When it comes to taste, MoonPie’s flavor profile—s’mores—“is just red hot,” Johnston said. For example, last August, the Girl Scouts of the United States of America announced it was adding the Girl Scout S’more cookie to its 2017 lineup of Tagalongs, Thin Mints and Samoas. According to the announcement, the Girl Scouts published the recipe for the campfire treat in 1925—one of the first to do so.
“We unofficially call ourselves the original s’more,” Johnston said. At least, he said, MoonPies are the first mass produced s’more-flavored snack.
But why do MoonPies matter today? “I think simpler times really matter,” Johnston said, adding this world comes at you fast, is “over-programmed” and overwhelms with its complexity. Looking back 20, 30 years ago, “there was a lot right, the way things were then,” Johnston said.

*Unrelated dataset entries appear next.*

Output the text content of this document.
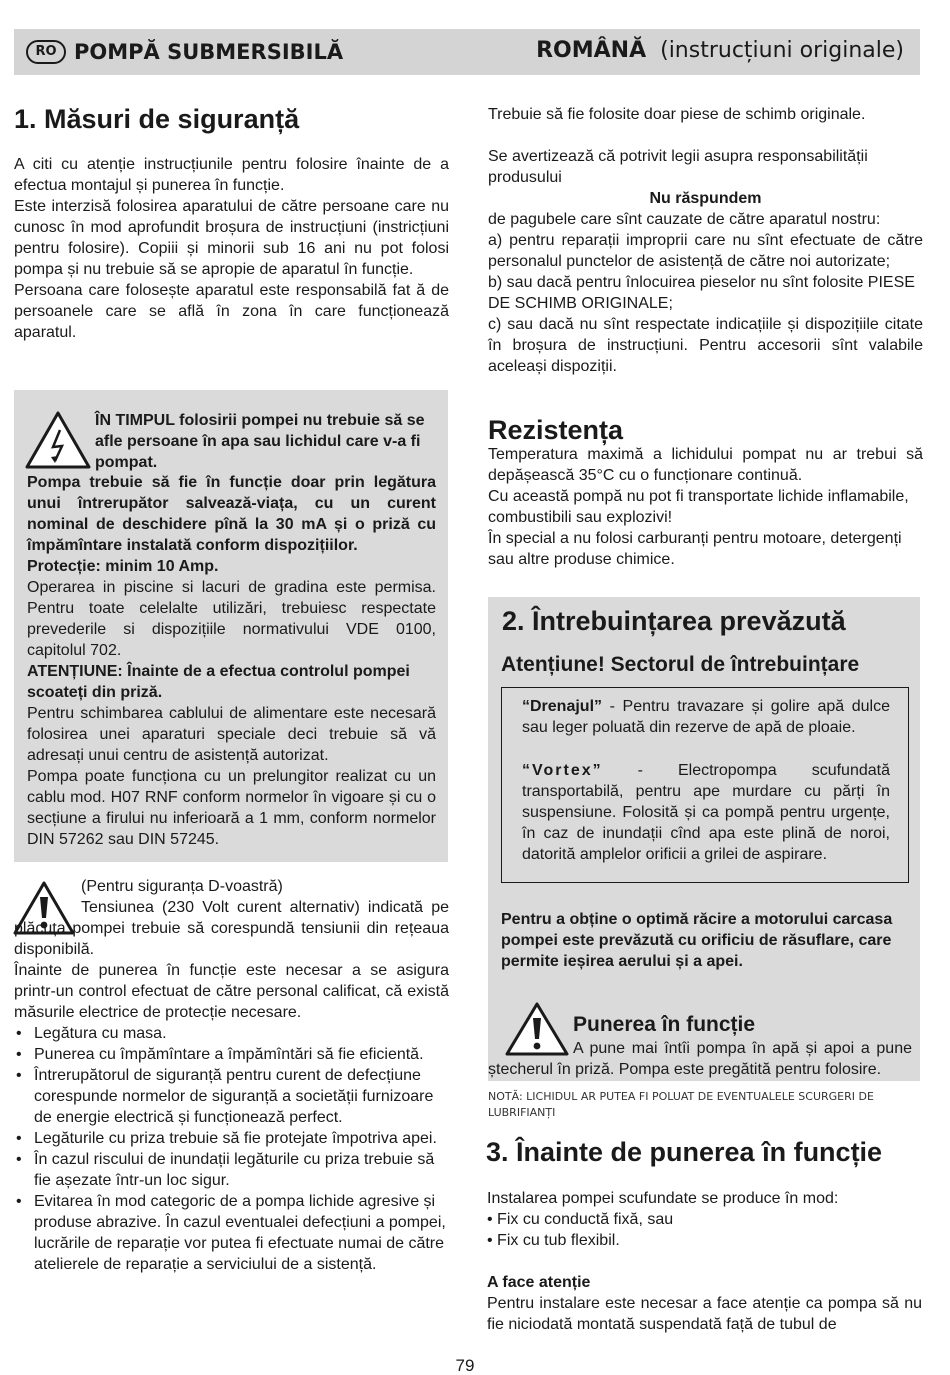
RO POMPĂ SUBMERSIBILĂ	ROMÂNĂ (instrucțiuni originale)
1. Măsuri de siguranță

A citi cu atenție instrucțiunile pentru folosire înainte de a efectua montajul și punerea în funcție.

Este interzisă folosirea aparatului de către persoane care nu cunosc în mod aprofundit broșura de instrucțiuni (instricțiuni pentru folosire). Copiii și minorii sub 16 ani nu pot folosi pompa și nu trebuie să se apropie de aparatul în funcție.

Persoana care folosește aparatul este responsabilă fat ă de persoanele care se află în zona în care funcționează aparatul.

ÎN TIMPUL folosirii pompei nu trebuie să se afle persoane în apa sau lichidul care v-a fi pompat.

Pompa trebuie să fie în funcție doar prin legătura unui întrerupător salvează-viața, cu un curent nominal de deschidere pînă la 30 mA și o priză cu împămîntare instalată conform dispozițiilor.

Protecție: minim 10 Amp.

Operarea in piscine si lacuri de gradina este permisa. Pentru toate celelalte utilizări, trebuiesc respectate prevederile si dispozițiile normativului VDE 0100, capitolul 702.

ATENȚIUNE: Înainte de a efectua controlul pompei scoateți din priză.

Pentru schimbarea cablului de alimentare este necesară folosirea unei aparaturi speciale deci trebuie să vă adresați unui centru de asistență autorizat.

Pompa poate funcționa cu un prelungitor realizat cu un cablu mod. H07 RNF conform normelor în vigoare și cu o secțiune a firului nu inferioară a 1 mm, conform normelor DIN 57262 sau DIN 57245.

(Pentru siguranța D-voastră)
Tensiunea (230 Volt curent alternativ) indicată pe plăcuța pompei trebuie să corespundă tensiunii din rețeaua disponibilă.

Înainte de punerea în funcție este necesar a se asigura printr-un control efectuat de către personal calificat, că există măsurile electrice de protecție necesare.

• Legătura cu masa.
• Punerea cu împămîntare a împămîntări să fie eficientă.
• Întrerupătorul de siguranță pentru curent de defecțiune corespunde normelor de siguranță a societății furnizoare de energie electrică și funcționează perfect.
• Legăturile cu priza trebuie să fie protejate împotriva apei.
• În cazul riscului de inundații legăturile cu priza trebuie să fie așezate într-un loc sigur.
• Evitarea în mod categoric de a pompa lichide agresive și produse abrazive. În cazul eventualei defecțiuni a pompei, lucrările de reparație vor putea fi efectuate numai de către atelierele de reparație a serviciului de a sistență.

Trebuie să fie folosite doar piese de schimb originale.

Se avertizează că potrivit legii asupra responsabilității produsului

Nu răspundem

de pagubele care sînt cauzate de către aparatul nostru:

a) pentru reparații improprii care nu sînt efectuate de către personalul punctelor de asistență de către noi autorizate;

b) sau dacă pentru înlocuirea pieselor nu sînt folosite PIESE DE SCHIMB ORIGINALE;

c) sau dacă nu sînt respectate indicațiile și dispozițiile citate în broșura de instrucțiuni. Pentru accesorii sînt valabile aceleași dispoziții.

Rezistența

Temperatura maximă a lichidului pompat nu ar trebui să depășească 35°C cu o funcționare continuă.

Cu această pompă nu pot fi transportate lichide inflamabile, combustibili sau explozivi!

În special a nu folosi carburanți pentru motoare, detergenți sau altre produse chimice.

2. Întrebuințarea prevăzută
Atențiune! Sectorul de întrebuințare

“Drenajul” - Pentru travazare și golire apă dulce sau leger poluată din rezerve de apă de ploaie.

“Vortex” - Electropompa scufundată transportabilă, pentru ape murdare cu părți în suspensiune. Folosită și ca pompă pentru urgențe, în caz de inundații cînd apa este plină de noroi, datorită amplelor orificii a grilei de aspirare.

Pentru a obține o optimă răcire a motorului carcasa pompei este prevăzută cu orificiu de răsuflare, care permite ieșirea aerului și a apei.
Punerea în funcție
A pune mai întîi pompa în apă și apoi a pune ștecherul în priză. Pompa este pregătită pentru folosire.
NOTĂ: LICHIDUL AR PUTEA FI POLUAT DE EVENTUALELE SCURGERI DE LUBRIFIANȚI
3. Înainte de punerea în funcție

Instalarea pompei scufundate se produce în mod:

• Fix cu conductă fixă, sau

• Fix cu tub flexibil.

A face atenție

Pentru instalare este necesar a face atenție ca pompa să nu fie niciodată montată suspendată față de tubul de

79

In the future, the brand has to stay true to who it is, Johnston said. It can’t veer into the cute. Since the 50s and 60s, Chattanooga Bakery was never as big as the “huge cookie conglomerates,” Johnston said. There was always bigger fish in the pond. Eventually, power brands emerged but Chattanooga Bakery persists as a “challenger brand,” Johnston said.

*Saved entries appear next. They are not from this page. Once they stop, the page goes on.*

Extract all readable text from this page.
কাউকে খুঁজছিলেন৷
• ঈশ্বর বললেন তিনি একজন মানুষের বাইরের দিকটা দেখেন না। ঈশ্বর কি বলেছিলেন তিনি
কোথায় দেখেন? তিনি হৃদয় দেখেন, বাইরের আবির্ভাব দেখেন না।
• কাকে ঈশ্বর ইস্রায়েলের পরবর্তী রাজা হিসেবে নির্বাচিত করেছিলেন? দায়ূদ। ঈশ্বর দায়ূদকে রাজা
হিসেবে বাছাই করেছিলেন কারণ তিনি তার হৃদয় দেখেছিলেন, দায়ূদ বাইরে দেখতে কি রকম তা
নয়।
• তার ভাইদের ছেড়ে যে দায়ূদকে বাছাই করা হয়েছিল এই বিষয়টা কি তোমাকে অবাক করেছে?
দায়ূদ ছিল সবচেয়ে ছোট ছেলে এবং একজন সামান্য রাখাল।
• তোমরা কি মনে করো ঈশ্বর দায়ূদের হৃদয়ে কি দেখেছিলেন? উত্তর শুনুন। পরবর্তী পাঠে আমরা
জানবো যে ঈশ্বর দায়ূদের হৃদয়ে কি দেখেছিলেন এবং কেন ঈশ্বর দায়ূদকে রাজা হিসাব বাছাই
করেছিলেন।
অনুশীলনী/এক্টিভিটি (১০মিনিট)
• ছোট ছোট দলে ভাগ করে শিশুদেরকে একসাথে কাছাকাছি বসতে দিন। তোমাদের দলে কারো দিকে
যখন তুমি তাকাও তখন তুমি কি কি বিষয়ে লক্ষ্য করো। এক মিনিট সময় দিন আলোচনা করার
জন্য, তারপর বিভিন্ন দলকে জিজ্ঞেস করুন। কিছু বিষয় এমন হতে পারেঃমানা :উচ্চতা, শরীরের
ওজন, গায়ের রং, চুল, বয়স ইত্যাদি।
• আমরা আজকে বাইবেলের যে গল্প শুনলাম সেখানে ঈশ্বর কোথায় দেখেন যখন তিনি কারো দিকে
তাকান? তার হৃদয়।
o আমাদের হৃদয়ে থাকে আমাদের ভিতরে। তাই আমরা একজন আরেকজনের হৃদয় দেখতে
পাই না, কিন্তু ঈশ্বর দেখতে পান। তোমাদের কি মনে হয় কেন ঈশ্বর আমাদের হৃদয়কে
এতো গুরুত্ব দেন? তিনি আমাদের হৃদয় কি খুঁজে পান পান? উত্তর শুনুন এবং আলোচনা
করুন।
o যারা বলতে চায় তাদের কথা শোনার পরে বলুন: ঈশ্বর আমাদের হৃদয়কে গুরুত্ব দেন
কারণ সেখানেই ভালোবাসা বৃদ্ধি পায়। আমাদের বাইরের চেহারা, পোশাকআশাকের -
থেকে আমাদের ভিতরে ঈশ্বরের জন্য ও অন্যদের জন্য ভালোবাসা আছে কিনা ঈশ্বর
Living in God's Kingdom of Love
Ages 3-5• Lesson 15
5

Currently, the Chattanooga Bakery is doing well. 2016 was the best year in the company’s history, Johnston said. There are a lot of things going for it: the name, the quality, the taste profile and the story. Among those things, nostalgia is a powerful motivator.
Over the past few years, MoonPie has tried out variations: Different packaging, different flavors, different cookies types. Even mini MoonPies are only 15 years old. Recently, Chattanooga Bakery collaborated with North Star Frozen Treats to make a MoonPie ice cream sandwich.
“We’re going to stay close to the core. People have a pretty literal understanding to what a MoonPie is. We can’t stray too far.”For Johnston, MoonPies is a southern, unassuming brand which has stood the test of time. “It’s just so simple, it’s endured,” he said.